Schambach: Das können wir so nicht sagen. Die Sinus-Studie ist eine qualitative Studie. Wir beschreiben für einzelne Milieus plastisch, wie der Alltag eines Jugendlichen aussieht. Wir wissen beispielsweise, dass die Konservativ-Bürgerlichen gerne Helene Fischer hören und sehr heimatverbunden sind, während die Expeditiven einen hohen Bildungsgrad haben, Rebellion und Selbstverwirklichung hochhängen und tragischerweise es genau deshalb schwer haben einen Job zu finden. Weil wir aber die Zusammensetzung unserer Interviewpartner nicht anteilig der gesamten Jugendlichen auswählen, können wir keine quantitativen Aussagen zur Verschiebung der Zugehörigkeiten treffen.
Agorayouth: Sie befassen sich mit den Unterschieden innerhalb der Generation What. Gibt es auch Gemeinsamkeiten?
Schambach: Klar, viele sogar! Jungen Menschen ist die Zukunft wichtig, der Beruf und auch die Familie. Nur ist je nach Milieu der Umgang mit diesen Themen eben unterschiedlich. Selbst junge Menschen, die gegen ihre Eltern aufbegehren, sind dadurch stark auf die Eltern fixiert – was für uns bestätigt, dass Eltern ein wichtiges Thema bleiben.

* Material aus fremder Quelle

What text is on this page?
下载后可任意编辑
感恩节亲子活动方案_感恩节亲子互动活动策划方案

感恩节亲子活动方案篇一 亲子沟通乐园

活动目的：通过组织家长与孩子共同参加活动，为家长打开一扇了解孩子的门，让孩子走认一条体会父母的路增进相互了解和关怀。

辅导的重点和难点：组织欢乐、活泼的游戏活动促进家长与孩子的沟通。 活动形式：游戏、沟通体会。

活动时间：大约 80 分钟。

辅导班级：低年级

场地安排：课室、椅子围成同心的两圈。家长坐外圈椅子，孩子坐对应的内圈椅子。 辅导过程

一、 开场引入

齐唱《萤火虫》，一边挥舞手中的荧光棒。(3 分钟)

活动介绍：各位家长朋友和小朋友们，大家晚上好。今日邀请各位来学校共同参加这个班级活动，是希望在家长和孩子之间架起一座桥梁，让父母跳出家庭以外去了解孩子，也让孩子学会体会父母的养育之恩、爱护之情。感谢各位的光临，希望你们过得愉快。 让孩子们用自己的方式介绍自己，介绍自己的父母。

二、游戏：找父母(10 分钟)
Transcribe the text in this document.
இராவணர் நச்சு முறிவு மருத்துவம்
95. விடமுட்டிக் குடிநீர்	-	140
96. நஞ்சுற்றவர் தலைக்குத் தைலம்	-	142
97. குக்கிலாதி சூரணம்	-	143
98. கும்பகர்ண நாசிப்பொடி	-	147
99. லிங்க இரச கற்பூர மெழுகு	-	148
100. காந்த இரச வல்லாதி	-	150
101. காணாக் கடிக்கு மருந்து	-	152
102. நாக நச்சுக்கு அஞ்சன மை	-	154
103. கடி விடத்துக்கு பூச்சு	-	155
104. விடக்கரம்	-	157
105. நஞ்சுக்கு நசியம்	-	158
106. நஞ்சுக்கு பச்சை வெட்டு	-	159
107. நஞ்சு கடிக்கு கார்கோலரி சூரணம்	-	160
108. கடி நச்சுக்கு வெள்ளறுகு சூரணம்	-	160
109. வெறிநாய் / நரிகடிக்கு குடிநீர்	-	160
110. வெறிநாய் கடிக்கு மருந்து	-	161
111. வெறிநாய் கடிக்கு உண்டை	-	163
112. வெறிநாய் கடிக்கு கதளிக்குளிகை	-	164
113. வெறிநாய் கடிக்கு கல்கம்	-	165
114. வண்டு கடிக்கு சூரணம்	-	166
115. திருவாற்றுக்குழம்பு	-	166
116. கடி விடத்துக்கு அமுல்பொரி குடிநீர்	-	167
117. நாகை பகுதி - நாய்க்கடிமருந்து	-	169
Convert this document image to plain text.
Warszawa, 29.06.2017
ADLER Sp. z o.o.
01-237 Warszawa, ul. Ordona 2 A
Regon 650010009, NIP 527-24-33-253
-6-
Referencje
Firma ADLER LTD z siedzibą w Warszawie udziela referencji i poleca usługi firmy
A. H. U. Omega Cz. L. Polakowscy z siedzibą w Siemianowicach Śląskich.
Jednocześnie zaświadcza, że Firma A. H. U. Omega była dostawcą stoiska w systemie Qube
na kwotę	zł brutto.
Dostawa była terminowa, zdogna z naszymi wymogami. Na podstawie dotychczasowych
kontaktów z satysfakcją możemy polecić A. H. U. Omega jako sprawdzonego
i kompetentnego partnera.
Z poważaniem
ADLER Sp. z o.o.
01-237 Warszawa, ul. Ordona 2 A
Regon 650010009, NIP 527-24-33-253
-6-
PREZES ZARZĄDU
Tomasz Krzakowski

Agorayouth: Welche Chancen bietet ein binationaler Jugendaustausch, wie ihn das deutsch-griechische Jugendwerk fördern will?
Schambach: Heranwachsende leben in ihren eigenen Milieu-Blasen. Was anders ist oder nicht in ihr Weltbild passt, wird oft als merkwürdig oder gar falsch abgetan. In Deutschland erleben wir, wie bereichernd es sein kann, wenn junge Menschen aus diesen Blasen ausbrechen. In Vereinen wie beim Sport oder der Freiwilligen Feuerwehr tauschen sich die Milieus untereinander aus und lernen, die Position des anderen zu verstehen. Diese Chance gibt es auch auf internationaler Ebene, in Form beispielsweise eines solchen Jugendwerks.
Agorayouth: Wo können sich die Griechen von deutschen Jugendlichen inspirieren lassen?
Schambach: In anderen Studien haben wir herausgefunden, dass die Griechen besonders pessimistisch in die Zukunft blicken, weil sie sich um ihren Job sorgen. Auch das Vertrauen in die politischen Institutionen ist gering, deshalb plädieren 38 Prozent der griechischen Jugendlichen für einen Austritt aus der EU – im Gegensatz zu nur neun Prozent der Deutschen. Das sind Themen, über die man im Rahmen eines Jugendwerkes sprechen könnte. Allerdings muss man bei der Bewerbung eines solchen Austausch-Programmes eben wissen, wie man die Leute erreichen will.
Agorayouth: Heißt?
Schambach: Man muss die Menschen abholen wo sie sind! Diese Binsenweisheit hat immer noch Gültigkeit. Wir haben für jedes Sinus-Milieu bestimmte Themen identifiziert, mit denen man die jungen Leute kriegt. Das kann im hedonistischen Milieu die Unabhängigkeit sein, und im konservativ-bürgerlichen Milieu die Sicherung des eigenen Status. Je nachdem, welche Art von jungen Menschen man mit einer Kampagne erreichen will, lohnt es sich dann genau, solche Werte in eine Kommunikationskampagne einzubeziehen, und auch die Verpackung danach auszurichten. Wem die Selbstentfaltung wichtig ist, der fühlt sich durch Helene Fischer nicht unbedingt angesprochen.